4. Learn various common misconceptions
There are various beliefs which half the universe seems to believe for some reason. Prepare to have your mind blown.
A) Cracking your knuckles does not lead to arthritis.
B) Being out in the cold cannot give you a cold – this is caused by germs, obviously.
C) Waking up a sleepwalker is not dangerous. You should wake them up, especially if they’re about to sleep-cook or sleep-climb-out-of-3rd-story-window.
D) Toilets do not flush in the opposite way in each hemisphere. Stop paying attention to this sort of thing.
E) The goldfish has a memory span of more than 3 seconds. Give the poor fish a break.
5. How to be socially awkward
Why you would want to be socially awkward I have no idea and the fact that I know a significant amount about this should make me reconsider my own social status. But OH WELL. Yes, I LIKE CAPITAL LETTERS AS THEY ALLOW ME TO SHOUT OVER THE INTERNET.
(A) Several good conversation starters to use:
“Look at the weather. That is some nice weather.”
“It’s a big world out there, ‘insert name here.’ “
“What is wrong with your face!?!”
“Sorry if I sneeze on you, I have a cold.”
“So my uncle is taller than average for his age…”
B) Excessive eye contact. Stare at them until you’ve forgotten what the rest of the world looks like. And open your eyes as widely as possible for maximum effect.
C) Laugh uncontrollably at every normal thing they say. If they tell a joke, stare at them with a blank expression.
D) Be random. During conversations say things that are completely out of context. Some examples:
“Yeah, I do like jellyfish, but starfish have a more developed nervous system.”
“SOAP! BANANA! MONKEY! GUITAR!”
“See that door over there? Yeah. That door. I like that door. Stay away from it.”
6. Don’t be annoying on Facebook
Considering Facebook probably absorbs half of your waking hours, I think a certain level of etiquette is necessary. Things to avoid are:
A) Hashtags. These serve no purpose on Facebook and will not get across to the reader any point you cannot make through writing. The exception to this rule would be when smartphones add your message to both Facebook and Twitter at the same time but, meh; it’s probably just a self-pic of you in the bathroom doing weird things with your lips. (“duckface") However, if you are a duck using Facebook this look is perfectly acceptable.
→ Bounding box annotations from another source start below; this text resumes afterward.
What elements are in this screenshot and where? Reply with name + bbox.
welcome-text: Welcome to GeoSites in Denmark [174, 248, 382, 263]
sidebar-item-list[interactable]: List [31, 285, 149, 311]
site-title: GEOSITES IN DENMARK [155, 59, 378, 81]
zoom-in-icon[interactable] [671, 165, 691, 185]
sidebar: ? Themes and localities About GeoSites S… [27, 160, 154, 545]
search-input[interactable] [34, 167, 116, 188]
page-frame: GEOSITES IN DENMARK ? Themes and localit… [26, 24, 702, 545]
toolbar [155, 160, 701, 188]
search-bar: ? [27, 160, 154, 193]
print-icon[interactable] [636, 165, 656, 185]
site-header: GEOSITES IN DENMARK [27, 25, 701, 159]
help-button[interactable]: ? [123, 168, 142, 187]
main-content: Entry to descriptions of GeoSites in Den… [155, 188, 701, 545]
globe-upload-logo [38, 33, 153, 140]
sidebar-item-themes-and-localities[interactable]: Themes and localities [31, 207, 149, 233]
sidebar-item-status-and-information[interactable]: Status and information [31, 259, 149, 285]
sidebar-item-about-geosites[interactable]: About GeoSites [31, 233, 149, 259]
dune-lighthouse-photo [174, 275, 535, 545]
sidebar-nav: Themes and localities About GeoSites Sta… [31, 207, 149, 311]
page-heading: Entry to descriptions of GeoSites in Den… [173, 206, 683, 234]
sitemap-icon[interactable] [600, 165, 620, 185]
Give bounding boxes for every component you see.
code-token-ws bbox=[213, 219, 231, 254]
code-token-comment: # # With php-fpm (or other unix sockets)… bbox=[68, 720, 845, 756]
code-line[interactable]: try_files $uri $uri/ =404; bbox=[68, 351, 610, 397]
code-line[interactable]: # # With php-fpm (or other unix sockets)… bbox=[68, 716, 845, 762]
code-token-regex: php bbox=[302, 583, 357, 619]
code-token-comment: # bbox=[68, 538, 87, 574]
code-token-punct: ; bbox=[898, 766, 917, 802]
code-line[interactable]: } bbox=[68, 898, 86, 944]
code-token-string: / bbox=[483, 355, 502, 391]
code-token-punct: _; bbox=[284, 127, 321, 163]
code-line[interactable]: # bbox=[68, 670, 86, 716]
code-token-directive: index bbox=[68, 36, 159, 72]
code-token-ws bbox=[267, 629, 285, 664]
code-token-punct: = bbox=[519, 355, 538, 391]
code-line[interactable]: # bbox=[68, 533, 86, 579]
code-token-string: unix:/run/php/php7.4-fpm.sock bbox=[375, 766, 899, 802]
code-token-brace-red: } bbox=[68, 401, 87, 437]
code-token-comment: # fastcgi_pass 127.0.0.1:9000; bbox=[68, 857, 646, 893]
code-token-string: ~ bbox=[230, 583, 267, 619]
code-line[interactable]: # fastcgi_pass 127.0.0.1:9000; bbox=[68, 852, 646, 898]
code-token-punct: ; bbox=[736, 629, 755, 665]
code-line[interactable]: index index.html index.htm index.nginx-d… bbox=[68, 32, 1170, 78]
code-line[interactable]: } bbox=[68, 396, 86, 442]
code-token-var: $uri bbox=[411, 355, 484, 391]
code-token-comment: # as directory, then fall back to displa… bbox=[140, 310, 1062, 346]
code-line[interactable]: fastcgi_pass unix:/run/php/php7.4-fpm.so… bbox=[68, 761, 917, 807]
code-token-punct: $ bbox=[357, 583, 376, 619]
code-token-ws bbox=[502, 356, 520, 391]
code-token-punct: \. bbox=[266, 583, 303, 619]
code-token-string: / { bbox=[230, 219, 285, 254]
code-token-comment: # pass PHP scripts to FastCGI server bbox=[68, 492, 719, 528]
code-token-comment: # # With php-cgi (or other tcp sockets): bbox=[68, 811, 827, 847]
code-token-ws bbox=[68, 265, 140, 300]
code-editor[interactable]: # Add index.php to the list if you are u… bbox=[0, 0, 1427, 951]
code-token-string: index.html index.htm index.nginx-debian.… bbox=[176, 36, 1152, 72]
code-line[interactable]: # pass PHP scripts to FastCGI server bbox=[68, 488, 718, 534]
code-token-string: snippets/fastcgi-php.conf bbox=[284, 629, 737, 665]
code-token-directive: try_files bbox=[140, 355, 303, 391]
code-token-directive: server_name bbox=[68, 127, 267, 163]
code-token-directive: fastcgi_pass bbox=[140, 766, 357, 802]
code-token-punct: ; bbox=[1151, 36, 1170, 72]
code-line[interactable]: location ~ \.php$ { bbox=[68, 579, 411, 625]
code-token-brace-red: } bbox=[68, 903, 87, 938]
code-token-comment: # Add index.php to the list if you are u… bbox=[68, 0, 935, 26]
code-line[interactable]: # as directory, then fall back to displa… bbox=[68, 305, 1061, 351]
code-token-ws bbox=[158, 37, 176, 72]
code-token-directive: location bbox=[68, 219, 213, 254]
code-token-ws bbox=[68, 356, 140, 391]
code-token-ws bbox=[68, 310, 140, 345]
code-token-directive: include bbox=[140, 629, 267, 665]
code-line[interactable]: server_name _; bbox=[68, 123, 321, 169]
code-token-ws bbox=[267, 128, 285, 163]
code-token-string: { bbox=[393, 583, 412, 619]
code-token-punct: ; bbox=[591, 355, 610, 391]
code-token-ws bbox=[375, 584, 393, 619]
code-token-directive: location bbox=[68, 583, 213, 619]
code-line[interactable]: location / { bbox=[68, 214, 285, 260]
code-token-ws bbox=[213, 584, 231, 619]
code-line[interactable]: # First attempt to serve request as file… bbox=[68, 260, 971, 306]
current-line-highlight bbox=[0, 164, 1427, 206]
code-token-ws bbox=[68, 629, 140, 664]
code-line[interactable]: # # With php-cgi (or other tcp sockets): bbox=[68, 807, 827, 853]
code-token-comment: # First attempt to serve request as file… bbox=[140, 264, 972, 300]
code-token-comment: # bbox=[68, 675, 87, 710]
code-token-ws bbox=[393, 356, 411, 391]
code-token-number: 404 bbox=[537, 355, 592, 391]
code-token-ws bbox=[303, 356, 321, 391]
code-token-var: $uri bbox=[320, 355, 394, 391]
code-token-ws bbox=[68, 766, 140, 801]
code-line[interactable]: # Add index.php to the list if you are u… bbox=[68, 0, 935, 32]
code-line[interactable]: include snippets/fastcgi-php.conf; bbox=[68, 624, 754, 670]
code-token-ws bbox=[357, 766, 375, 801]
B) Don’t upload 32 pictures of your new hair. One will suffice, thank you very much.
C) I don’t even know how this became a thing, but people upload a picture of themselves accompanied with song lyric/ inspirational quote. Seriously, I’m not really sure the relevance Jay-Z has on your new dress and attempt at a duck face. But thank you, that’s a very inspiring lyric about partying all night and sleeping all day.
D) Reposting of chain letters. That should be a whole new tip, Number 6.5. You will not be kissed tomorrow by skateboarding down the street on your head while balancing a glass of water on your ear while feeding your pet rock while performing Gangnam Style.
E) The awkward moment when your awkward moment isn’t awkward. The word is not interchangeable with ‘annoying’.
F) Lots of passive aggressive status updates. I’m not kidding, at least 70% of the statuses I see fall into this category. Okay, you don’t like ‘two faced people’; you told us that three times last week. You don’t have to tell me about every emotion you ever felt, Facebook people. Every time I open up Facebook, look at my newsfeed and see five of these in a row, it’s as if the Magic Kingdom is melting in front of my eyes.
7. Use long words to impress people
In classification for myself to grant you to thoroughly assimilate the proposition I am manufacturing, I am corroborating it alongside a paradigm as I am adopting protracted and abstruse discourse which I am indubitable is either enthusing or just disconcerting you.
Reader challenge 2: Pretend to be impressed.